Prometaphase serves as the dynamic intermediate stage of mitosis, transitioning the cell from the early preparations of prophase to the highly organized alignment of metaphase. Mitosis itself is the process of nuclear division in eukaryotic cells, which ultimately generates two genetically identical daughter cells. This phase is characterized by a dramatic shift in cellular architecture, allowing the machinery of cell division to access the duplicated genetic material.
The main objective of this stage is to establish the physical connections between the condensed chromosomes and the mitotic spindle fibers. Without these connections, the cell would be unable to accurately separate the sister chromatids, leading to errors in the distribution of genetic information. The events of prometaphase set the stage for the precise, equal segregation of chromosomes that defines the later stages of mitosis.
Nuclear Envelope Fragmentation
The onset of prometaphase in many higher eukaryotes is marked by the complete breakdown of the nuclear envelope. This barrier must disassemble to allow the cytoplasmic mitotic spindle fibers to reach the chromosomes. The nuclear envelope fragments into small, distinct membrane vesicles that disperse throughout the cytoplasm.
The dissolution of the envelope is primarily driven by the mitotic phosphorylation of key structural proteins by activated mitotic kinases. This phosphorylation targets components such as the nuclear lamins, which form the supportive meshwork of the nuclear lamina underlying the inner nuclear membrane. Disassembly of the nuclear lamina releases the structural support, while phosphorylation of Inner Nuclear Membrane (INM) proteins and Nuclear Pore Complex (NPC) subunits causes the entire structure to fall apart.

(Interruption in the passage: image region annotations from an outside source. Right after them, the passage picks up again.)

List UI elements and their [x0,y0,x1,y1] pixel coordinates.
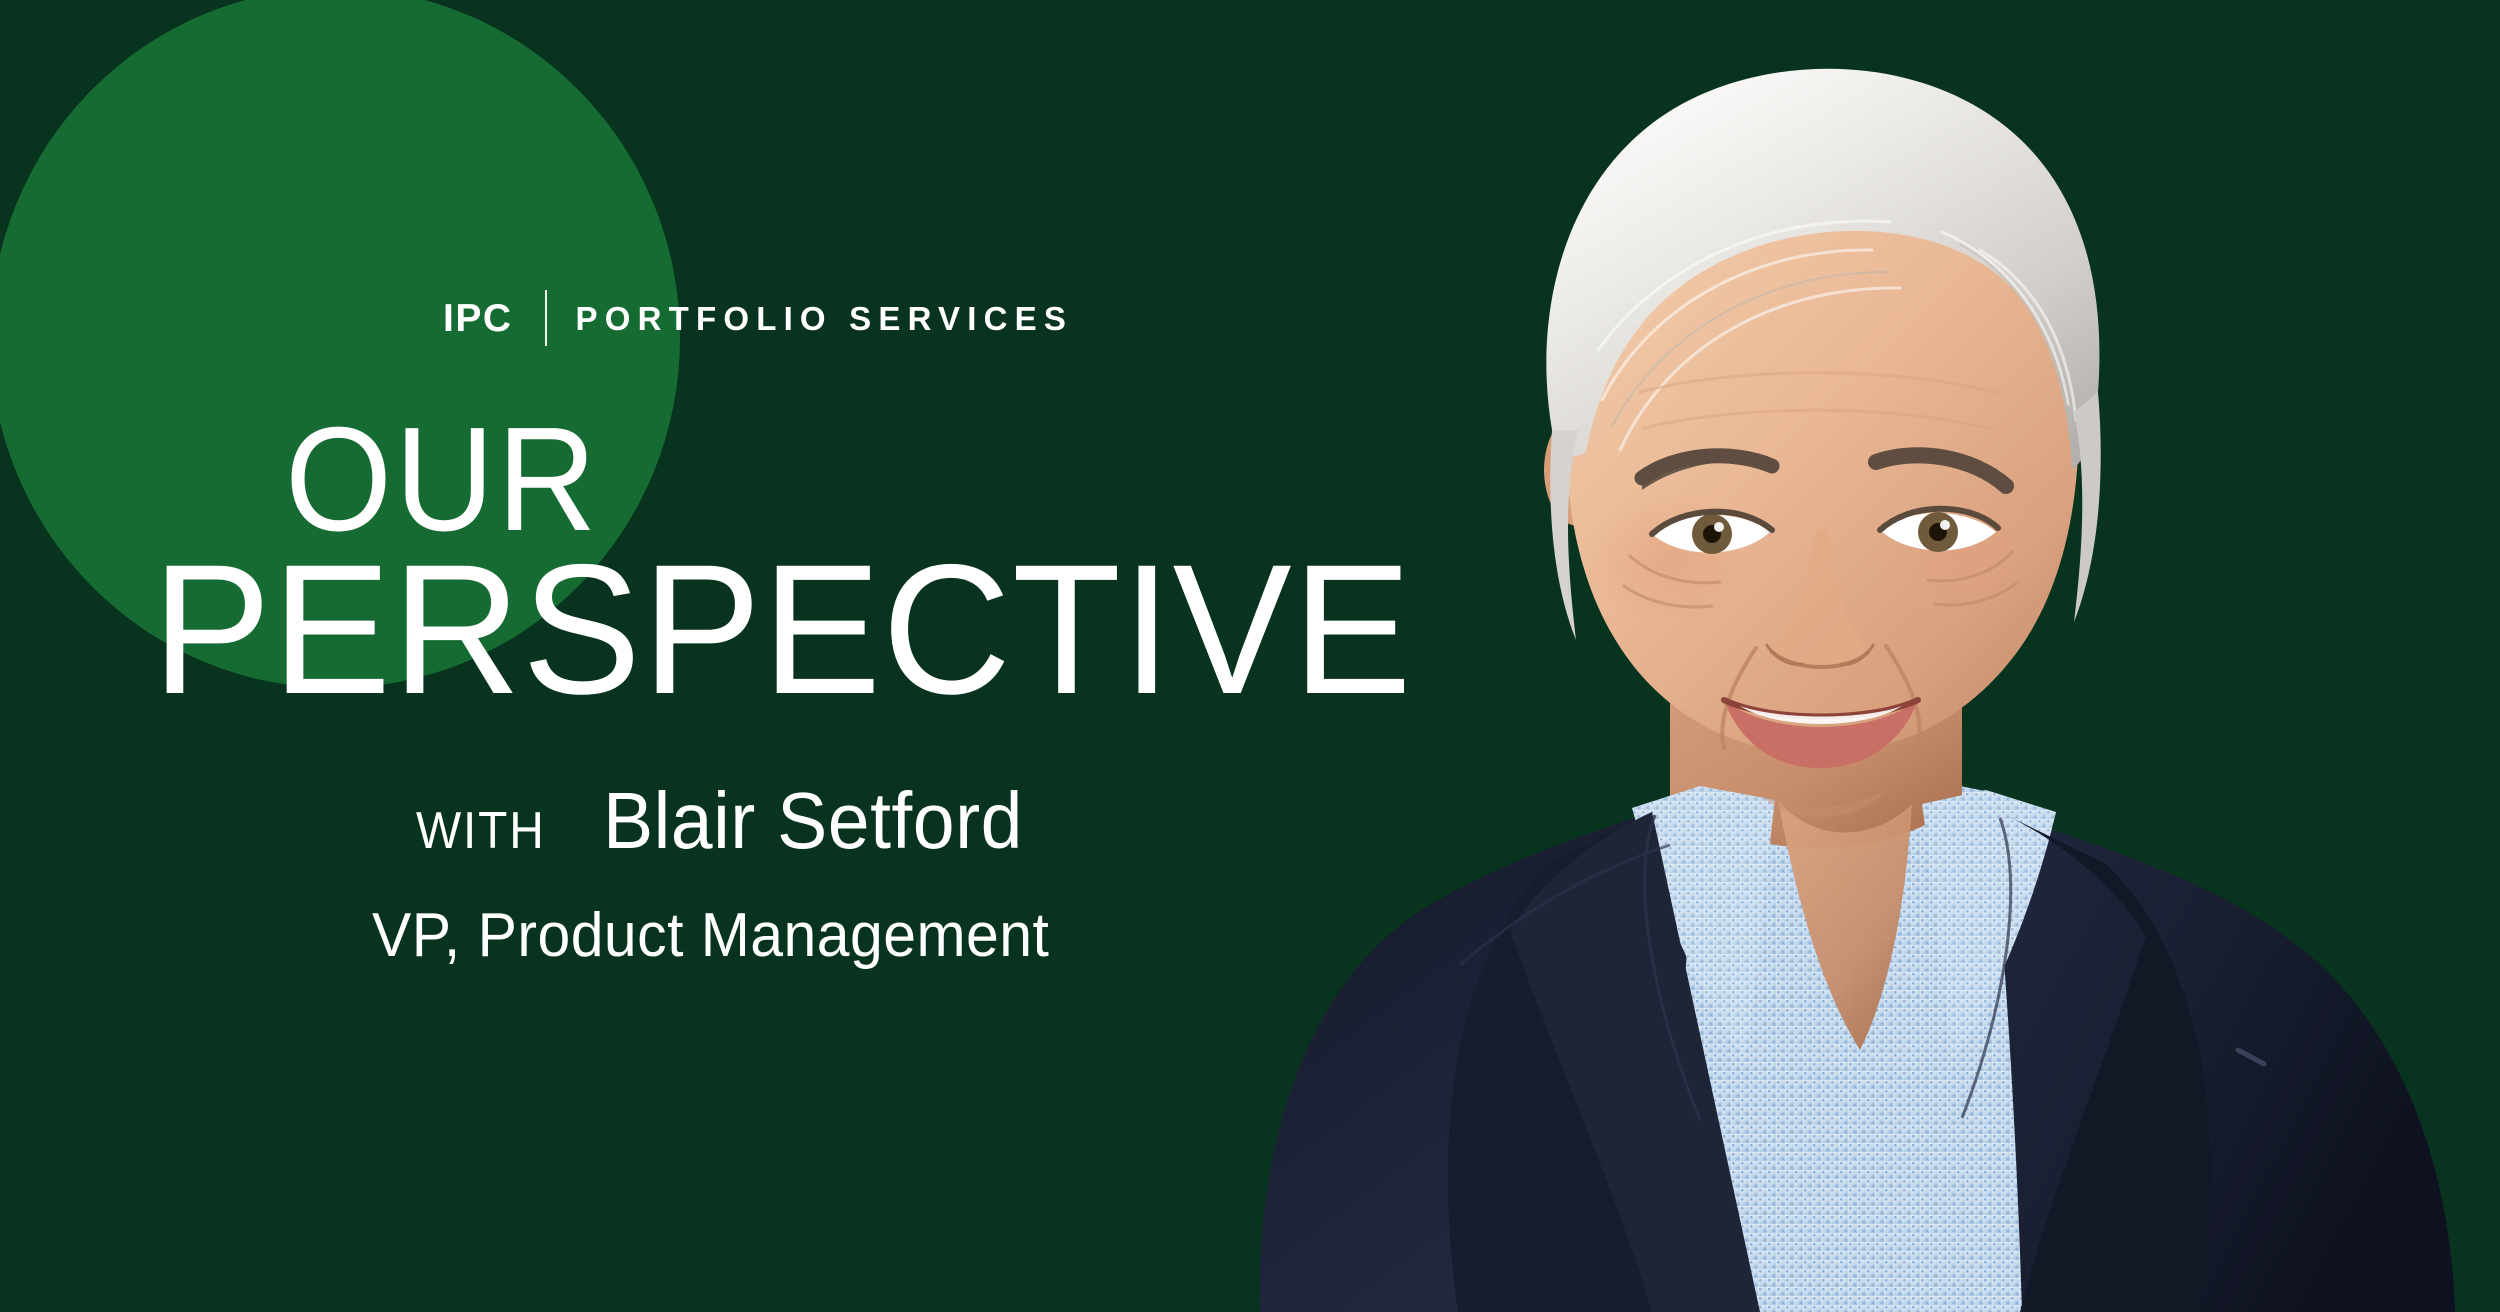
byline-prefix-with: WITH [416,801,546,861]
headline-line-perspective: PERSPECTIVE [152,538,1413,723]
byline-job-title: VP, Product Management [372,900,1049,971]
brand-divider-line [545,290,547,346]
brand-name-portfolio-services: PORTFOLIO SERVICES [576,302,1074,335]
brand-mark-ipc: IPC [443,299,513,338]
byline-row: WITH Blair Setford [416,775,1050,867]
byline-speaker-name: Blair Setford [603,775,1023,867]
brand-lockup: IPC PORTFOLIO SERVICES [443,295,1073,341]
banner-canvas: IPC PORTFOLIO SERVICES OUR PERSPECTIVE W… [0,0,2500,1312]
text-content: IPC PORTFOLIO SERVICES OUR PERSPECTIVE W… [0,0,1350,1312]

Once fragmented, the nucleoplasm and cytoplasm mix, exposing the condensed chromosomes to the forming mitotic spindle. The spindle, which has been growing from the centrosomes outside the nucleus, can now enter the former nuclear region. This mixing of components is a fundamental step for “open mitosis,” ensuring the chromosomes are available for capture.
Spindle Fiber Capture
With the nuclear barrier removed, the mitotic spindle microtubules begin a “search and capture” process for the condensed chromosomes. A specialized protein complex, the kinetochore, is the target for these searching microtubules. The kinetochore forms on the centromere region of each sister chromatid, effectively acting as a docking station for the spindle fibers.
Each duplicated chromosome consists of two sister chromatids, and therefore possesses two kinetochores, one on each chromatid, facing opposite poles of the cell. The microtubules that successfully attach to a kinetochore are called kinetochore microtubules, forming a structure known as a K-fiber. Initially, the dynamic microtubules may make unstable lateral attachments to the side of the kinetochore.
These initial, lateral attachments are often mediated by motor proteins like cytoplasmic dynein and Cenp-E, which help transport the chromosome along the microtubule toward a spindle pole. The ultimate goal is the establishment of a stable end-on attachment, where the plus end of the microtubule is directly embedded within the kinetochore structure. This stable connection, known as bipolar attachment or bi-orientation, is a prerequisite for moving into the next stage of mitosis.
Chromosome Movement to the Center
The successful attachment of kinetochore microtubules initiates the process of chromosome movement toward the cell’s center, a dynamic process referred to as congression. During congression, chromosomes are subjected to antagonistic pushing and pulling forces from the microtubules emanating from the two opposite spindle poles. This creates a highly agitated, oscillatory motion as the chromosomes are reeled in.
The movement is driven by the coordinated action of motor proteins and the regulated polymerization and depolymerization of the kinetochore microtubules. The combination of these forces and movement pathways gradually pulls and pushes all the chromosomes toward an imaginary central line within the cell. This equatorial plane is known as the metaphase plate.
Prometaphase concludes when every chromosome has achieved stable bi-orientation. This means sister kinetochores are connected to microtubules from opposite poles, and the chromosomes are aligned at the central plane, ready for the separation phase of anaphase.